Kernel Foundry: AI optimizer achieves 100% GPU kernel correctness via evolution
New framework uses LLMs and multi-island search to auto-optimize GPU kernels.
Generating high-performance GPU kernels is notoriously difficult, requiring both algorithmic correctness and hardware-aware optimization. While LLMs show promise in code generation, they often produce kernels that are either correct but slow or fast but buggy. Kernel Foundry, developed by Zixuan Huang and colleagues, tackles this by combining LLM-generated code with a diagnosis-driven evolutionary search. The framework uses retrieval-augmented generation to produce initial candidate kernels, then refines them across multiple "islands" (parallel subpopulations) using structured error feedback. A centralized experience library accumulates optimization strategies, preventing redundant efforts. Crucially, the system includes explicit mechanisms to prevent cheating—ensuring that performance gains come from genuine kernel improvements, not shortcuts like skipping computations.
On the KernelBench benchmark, Kernel Foundry achieves up to 100% correctness on Level 2 tasks (the hardest tier), significantly outperforming existing baselines like standalone LLMs and traditional auto-tuning. The multi-expert approach allows the system to handle diverse kernel types—from matrix operations to custom CUDA kernels—without manual intervention. This work bridges the gap between large language models and evolutionary optimization, offering a scalable solution for automatic kernel generation. Future applications could extend to custom accelerators, edge devices, and domain-specific processors, reducing the need for expert human tuning in high-performance computing.

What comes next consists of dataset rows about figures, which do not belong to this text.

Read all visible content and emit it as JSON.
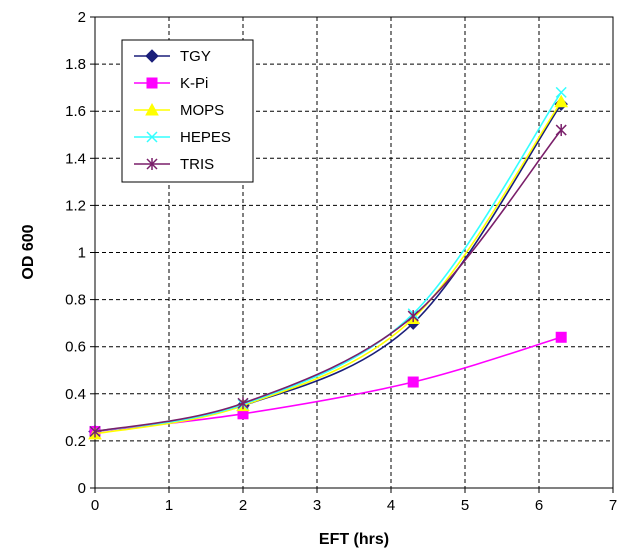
{
  "chart_data": {
    "type": "line",
    "title": "",
    "xlabel": "EFT (hrs)",
    "ylabel": "OD 600",
    "xlim": [
      0,
      7
    ],
    "ylim": [
      0,
      2
    ],
    "xticks": [
      0,
      1,
      2,
      3,
      4,
      5,
      6,
      7
    ],
    "yticks": [
      0,
      0.2,
      0.4,
      0.6,
      0.8,
      1,
      1.2,
      1.4,
      1.6,
      1.8,
      2
    ],
    "ytick_labels": [
      "0",
      "0.2",
      "0.4",
      "0.6",
      "0.8",
      "1",
      "1.2",
      "1.4",
      "1.6",
      "1.8",
      "2"
    ],
    "grid": true,
    "legend_position": "top-left",
    "series": [
      {
        "name": "TGY",
        "color": "#1a1f7a",
        "marker": "diamond",
        "x": [
          0,
          2,
          4.3,
          6.3
        ],
        "y": [
          0.24,
          0.35,
          0.7,
          1.63
        ]
      },
      {
        "name": "K-Pi",
        "color": "#ff00ff",
        "marker": "square",
        "x": [
          0,
          2,
          4.3,
          6.3
        ],
        "y": [
          0.24,
          0.315,
          0.45,
          0.64
        ]
      },
      {
        "name": "MOPS",
        "color": "#ffff00",
        "marker": "triangle",
        "x": [
          0,
          2,
          4.3,
          6.3
        ],
        "y": [
          0.23,
          0.35,
          0.72,
          1.64
        ]
      },
      {
        "name": "HEPES",
        "color": "#33ffff",
        "marker": "x",
        "x": [
          0,
          2,
          4.3,
          6.3
        ],
        "y": [
          0.24,
          0.355,
          0.74,
          1.68
        ]
      },
      {
        "name": "TRIS",
        "color": "#7a1f6a",
        "marker": "star",
        "x": [
          0,
          2,
          4.3,
          6.3
        ],
        "y": [
          0.24,
          0.36,
          0.73,
          1.52
        ]
      }
    ]
  }
}
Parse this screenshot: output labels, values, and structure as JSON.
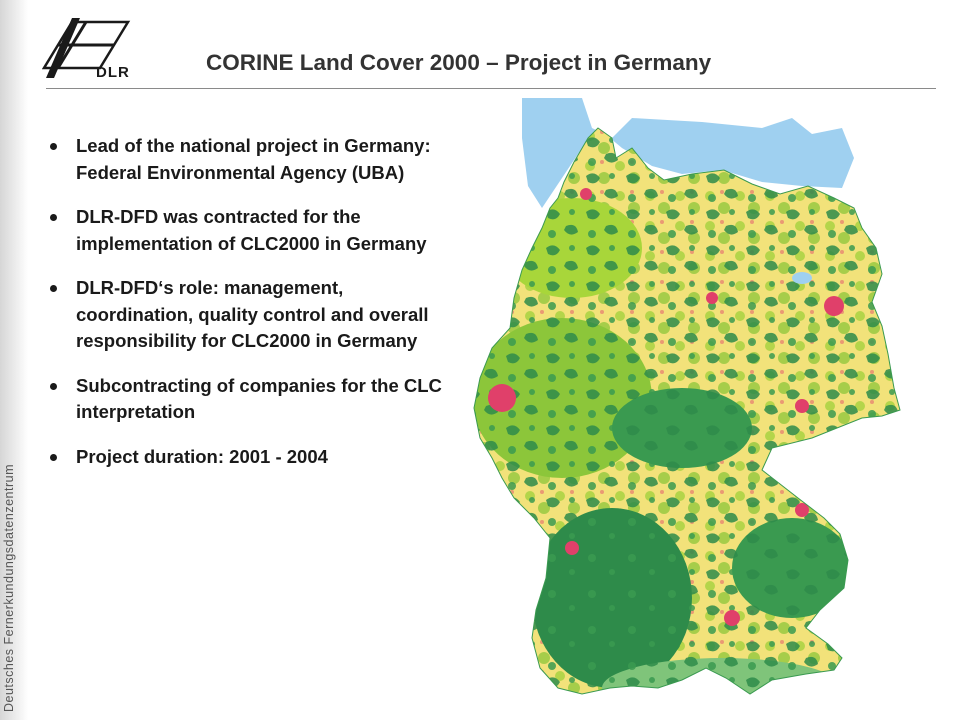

- Kernel Foundry combines LLM-based initialization with multi-island evolutionary search to generate GPU kernels.
- Achieves 100% correctness on KernelBench Level 2, the most challenging tier.
- Includes a centralized experience library and anti-cheating mechanisms to ensure genuine performance gains.
Why It Matters
Automates GPU kernel optimization, saving developer hours and enabling faster AI and HPC workloads.